Her mind made up, she drew a deep breath and pushed open the door.
9
AN HOUR LATER, Abby walked out of the clothing shop wearing a brand new outfit with two extra bags on her arms. Plenty to tide her over for the next few days while she tracked down Rayne. A pair of silver ballet flats clung to her feet and a pink sundress the sales clerk had insisted complimented her complexion swirled around her knees.
While she’d never been much for pink, she had to admit that it did give her cheeks some color. And the cut wasn’t so bad either. The bodice hugged her chest and actually made her look a cup size larger. The skirt itself flowed over her hips, disguising their fullness and making her look as if she had a waist. She had the fleeting thought that she’d been missing out all these years in her combat boots and baggy fatigues.
But then a strap crept down her shoulder, reminding her that her body just wasn’t made for all this girl stuff. She hiked the cotton back up, tightened her grip on her bags and headed for the rental car that sat parked at a nearby curb.
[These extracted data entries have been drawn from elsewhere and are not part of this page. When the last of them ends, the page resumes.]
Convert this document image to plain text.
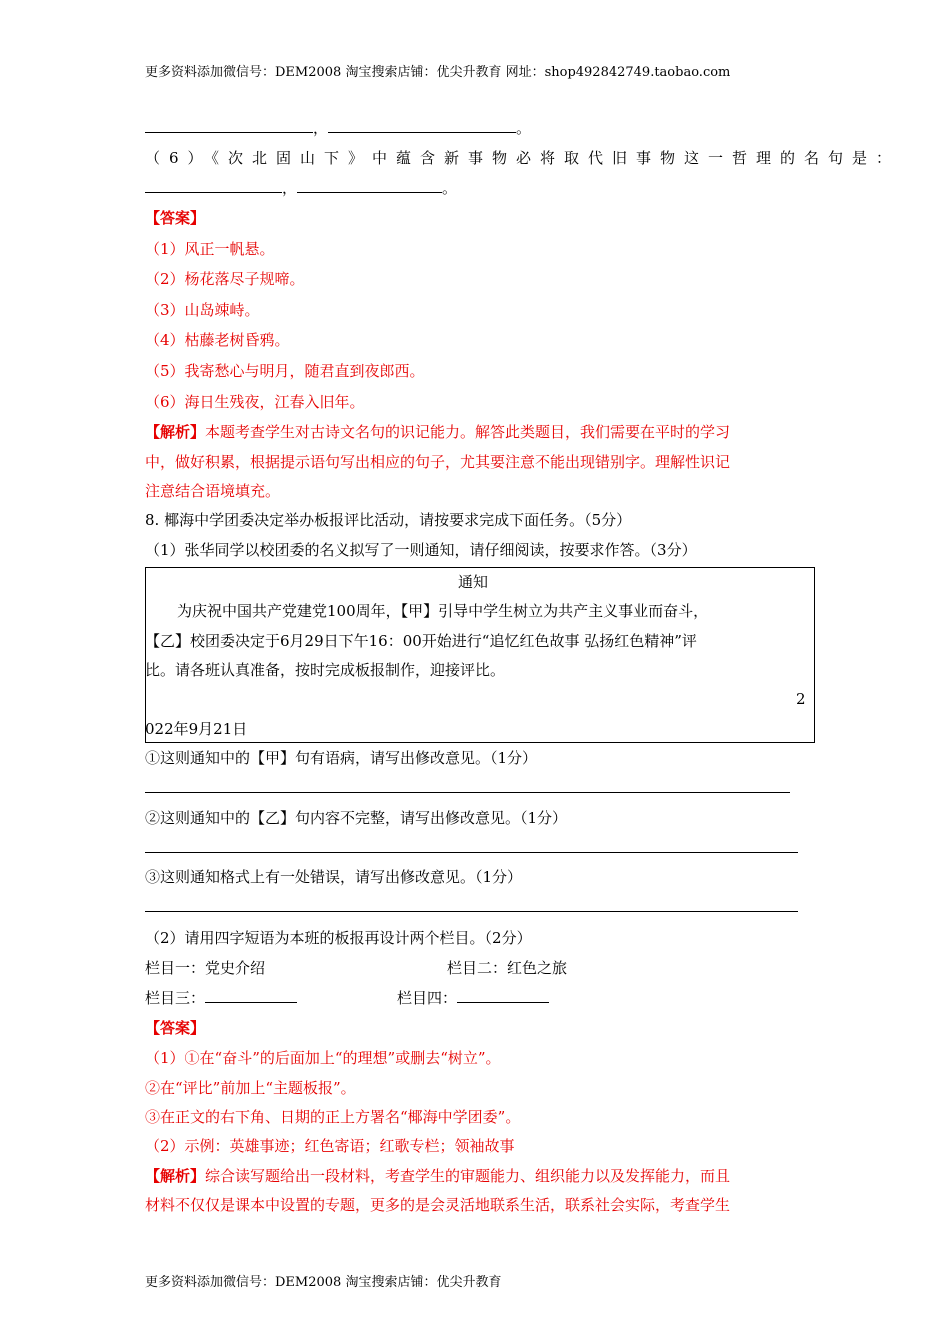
更多资料添加微信号：DEM2008 淘宝搜索店铺：优尖升教育 网址：shop492842749.taobao.com
，	。
（6）《次北固山下》中蕴含新事物必将取代旧事物这一哲理的名句是：
，	。
【答案】
（1）风正一帆悬。
（2）杨花落尽子规啼。
（3）山岛竦峙。
（4）枯藤老树昏鸦。
（5）我寄愁心与明月，随君直到夜郎西。
（6）海日生残夜，江春入旧年。
【解析】本题考查学生对古诗文名句的识记能力。解答此类题目，我们需要在平时的学习
中，做好积累，根据提示语句写出相应的句子，尤其要注意不能出现错别字。理解性识记
注意结合语境填充。
8. 椰海中学团委决定举办板报评比活动，请按要求完成下面任务。（5分）
（1）张华同学以校团委的名义拟写了一则通知，请仔细阅读，按要求作答。（3分）
通知
为庆祝中国共产党建党100周年，【甲】引导中学生树立为共产主义事业而奋斗，
【乙】校团委决定于6月29日下午16：00开始进行“追忆红色故事 弘扬红色精神”评
比。请各班认真准备，按时完成板报制作，迎接评比。
2
022年9月21日
①这则通知中的【甲】句有语病，请写出修改意见。（1分）
②这则通知中的【乙】句内容不完整，请写出修改意见。（1分）
③这则通知格式上有一处错误，请写出修改意见。（1分）
（2）请用四字短语为本班的板报再设计两个栏目。（2分）
栏目一：党史介绍	栏目二：红色之旅
栏目三：	栏目四：
【答案】
（1）①在“奋斗”的后面加上“的理想”或删去“树立”。
②在“评比”前加上“主题板报”。
③在正文的右下角、日期的正上方署名“椰海中学团委”。
（2）示例：英雄事迹；红色寄语；红歌专栏；领袖故事
【解析】综合读写题给出一段材料，考查学生的审题能力、组织能力以及发挥能力，而且
材料不仅仅是课本中设置的专题，更多的是会灵活地联系生活，联系社会实际，考查学生
更多资料添加微信号：DEM2008 淘宝搜索店铺：优尖升教育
It was a typical Saturday morning on Main Street and people walked to and fro. Two old men sat outside of the diner working on a crossword puzzle. A girl scout stood on the corner selling cookies. Tossing her bags into the trunk, she locked up the car and headed for the pharmacy that stood next to the clothing shop. It was time to get to work.
Pushing through the glass double doors, she scoped out the interior. An old-fashioned soda fountain sat off to the right. Red stools lined the counter that spanned the length of the wall. Straight ahead, a tall man with a shiny bald head and a white lab coat worked behind a clear plastic partition. A fifty-something brunette with a ten-gallon hairdo worked the small counter in front of him. She wore a similar white lab coat, a pair of rhinestone-studded cat’s eye glasses and a pen tucked behind one ear.
Abby walked up as she keyed in a prescription for the customer in front of her.